Google Research Shows Prompt Repetition Boosts Accuracy 76%

Repeating an instruction or question twice in a prompt can dramatically improve the correctness of large language model (LLM) outputs. Google Research tested this simple copy‑paste trick on several popular non‑reasoning models and observed accuracy gains up to 76 percentage points, turning low‑performing answers into near‑perfect results without extra compute.

Experiment Overview: Repeating Prompts

The study evaluated seven widely used non‑reasoning LLMs, including Google Gemini 2.0 Flash, Gemini 2.0 Flash Lite, OpenAI GPT‑4o, GPT‑4o‑mini, Anthropic Claude 3 Haiku, Claude 3.7 Sonnet, and DeepSeek V3. Each model received the same query in two formats: a single‑prompt version and a duplicated version where the exact question appeared back‑to‑back.

Example transformation:

How many columns are at the entrance of St. Peter’s Basilica in the Vatican? How many columns are at the entrance of St. Peter’s Basilica in the Vatican?

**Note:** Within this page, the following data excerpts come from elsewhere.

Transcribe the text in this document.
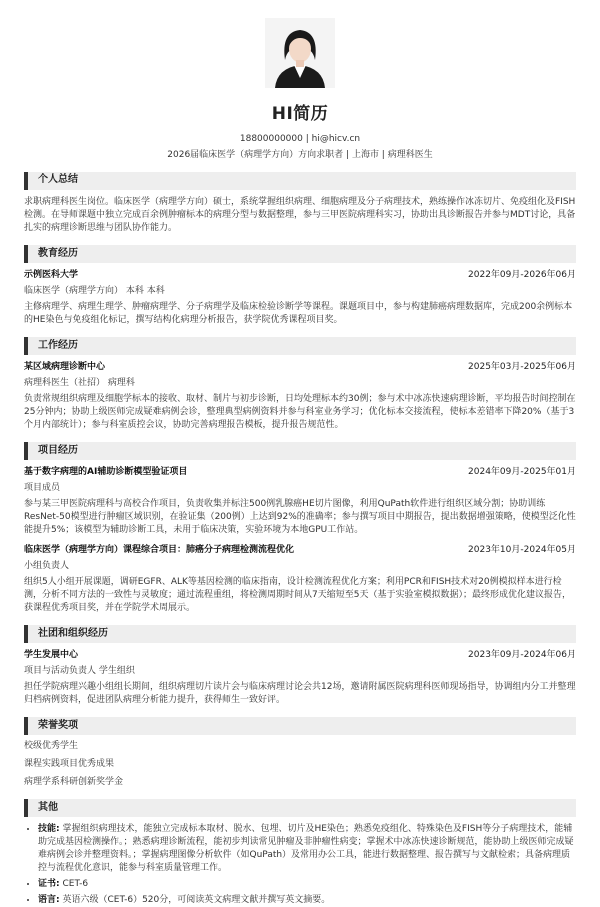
HI简历
18800000000 | hi@hicv.cn
2026届临床医学（病理学方向）方向求职者 | 上海市 | 病理科医生
个人总结
求职病理科医生岗位。临床医学（病理学方向）硕士，系统掌握组织病理、细胞病理及分子病理技术，熟练操作冰冻切片、免疫组化及FISH检测。在导师课题中独立完成百余例肿瘤标本的病理分型与数据整理，参与三甲医院病理科实习，协助出具诊断报告并参与MDT讨论，具备扎实的病理诊断思维与团队协作能力。
教育经历
示例医科大学	2022年09月-2026年06月
临床医学（病理学方向） 本科 本科
主修病理学、病理生理学、肿瘤病理学、分子病理学及临床检验诊断学等课程。课题项目中，参与构建肺癌病理数据库，完成200余例标本的HE染色与免疫组化标记，撰写结构化病理分析报告，获学院优秀课程项目奖。
工作经历
某区域病理诊断中心	2025年03月-2025年06月
病理科医生（社招） 病理科
负责常规组织病理及细胞学标本的接收、取材、制片与初步诊断，日均处理标本约30例；参与术中冰冻快速病理诊断，平均报告时间控制在25分钟内；协助上级医师完成疑难病例会诊，整理典型病例资料并参与科室业务学习；优化标本交接流程，使标本差错率下降20%（基于3个月内部统计）；参与科室质控会议，协助完善病理报告模板，提升报告规范性。
项目经历
基于数字病理的AI辅助诊断模型验证项目	2024年09月-2025年01月
项目成员
参与某三甲医院病理科与高校合作项目，负责收集并标注500例乳腺癌HE切片图像，利用QuPath软件进行组织区域分割；协助训练ResNet-50模型进行肿瘤区域识别，在验证集（200例）上达到92%的准确率；参与撰写项目中期报告，提出数据增强策略，使模型泛化性能提升5%；该模型为辅助诊断工具，未用于临床决策，实验环境为本地GPU工作站。
临床医学（病理学方向）课程综合项目：肺癌分子病理检测流程优化	2023年10月-2024年05月
小组负责人
组织5人小组开展课题，调研EGFR、ALK等基因检测的临床指南，设计检测流程优化方案；利用PCR和FISH技术对20例模拟样本进行检测，分析不同方法的一致性与灵敏度；通过流程重组，将检测周期时间从7天缩短至5天（基于实验室模拟数据）；最终形成优化建议报告，获课程优秀项目奖，并在学院学术周展示。
社团和组织经历
学生发展中心	2023年09月-2024年06月
项目与活动负责人 学生组织
担任学院病理兴趣小组组长期间，组织病理切片读片会与临床病理讨论会共12场，邀请附属医院病理科医师现场指导，协调组内分工并整理归档病例资料，促进团队病理分析能力提升，获得师生一致好评。
荣誉奖项
校级优秀学生
课程实践项目优秀成果
病理学系科研创新奖学金
其他
• 技能: 掌握组织病理技术，能独立完成标本取材、脱水、包埋、切片及HE染色；熟悉免疫组化、特殊染色及FISH等分子病理技术，能辅助完成基因检测操作。；熟悉病理诊断流程，能初步判读常见肿瘤及非肿瘤性病变；掌握术中冰冻快速诊断规范，能协助上级医师完成疑难病例会诊并整理资料。；掌握病理图像分析软件（如QuPath）及常用办公工具，能进行数据整理、报告撰写与文献检索；具备病理质控与流程优化意识，能参与科室质量管理工作。
• 证书: CET-6
• 语言: 英语六级（CET-6）520分，可阅读英文病理文献并撰写英文摘要。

Benchmarks and Test Suites

  • ARC
  • OpenBookQA
  • GSM8K
  • MMLU‑Pro
  • MATH
  • Custom NameIndex challenge
  • Custom MiddleMatch challenge

Key Results

Across 70 distinct test tasks, the duplicated‑prompt approach outperformed the single‑prompt baseline in 47 cases and never reduced accuracy. Overall, the technique improved results in 67 % of benchmark runs. The most striking improvement was a jump from 21.33 % to 97.33 % on a specific task for one model.

Why Repetition Works

Non‑reasoning transformer models generate tokens left‑to‑right, relying only on previously seen tokens. Presenting the prompt twice gives the model a “second look” at the full context, reinforcing the semantic cue and correcting early misinterpretations. Reasoning‑oriented models already perform internal re‑phrasing, so they gain less from external repetition.

Implications for Developers and Enterprises

The method requires no architectural changes, extra compute, or additional latency, as the duplicated prompt is processed in a single forward pass. It offers an immediate accuracy uplift for real‑time chatbots, code assistants, and low‑latency search augmentation that depend on fast, cost‑effective LLM inference.

Practical Prompt Engineering Tip

When using a non‑reasoning model, simply copy the instruction and paste it once more before the query. This low‑effort tweak can be combined with other strategies such as few‑shot examples for further gains.

Caveats and Future Directions

The research focused on non‑reasoning models; effects on larger, reasoning‑heavy systems remain untested. Performance may vary with prompt length, token limits, or domain‑specific language. Future work could explore optimal repetition counts, interactions with other prompting techniques, and applicability to multimodal generators.

Bottom Line

Google Research demonstrates that a straightforward copy‑paste of the instruction—repeating it twice—can transform mediocre LLM answers into near‑perfect ones for many fast, non‑reasoning models. This discovery highlights that some of the most powerful engineering solutions are also the simplest.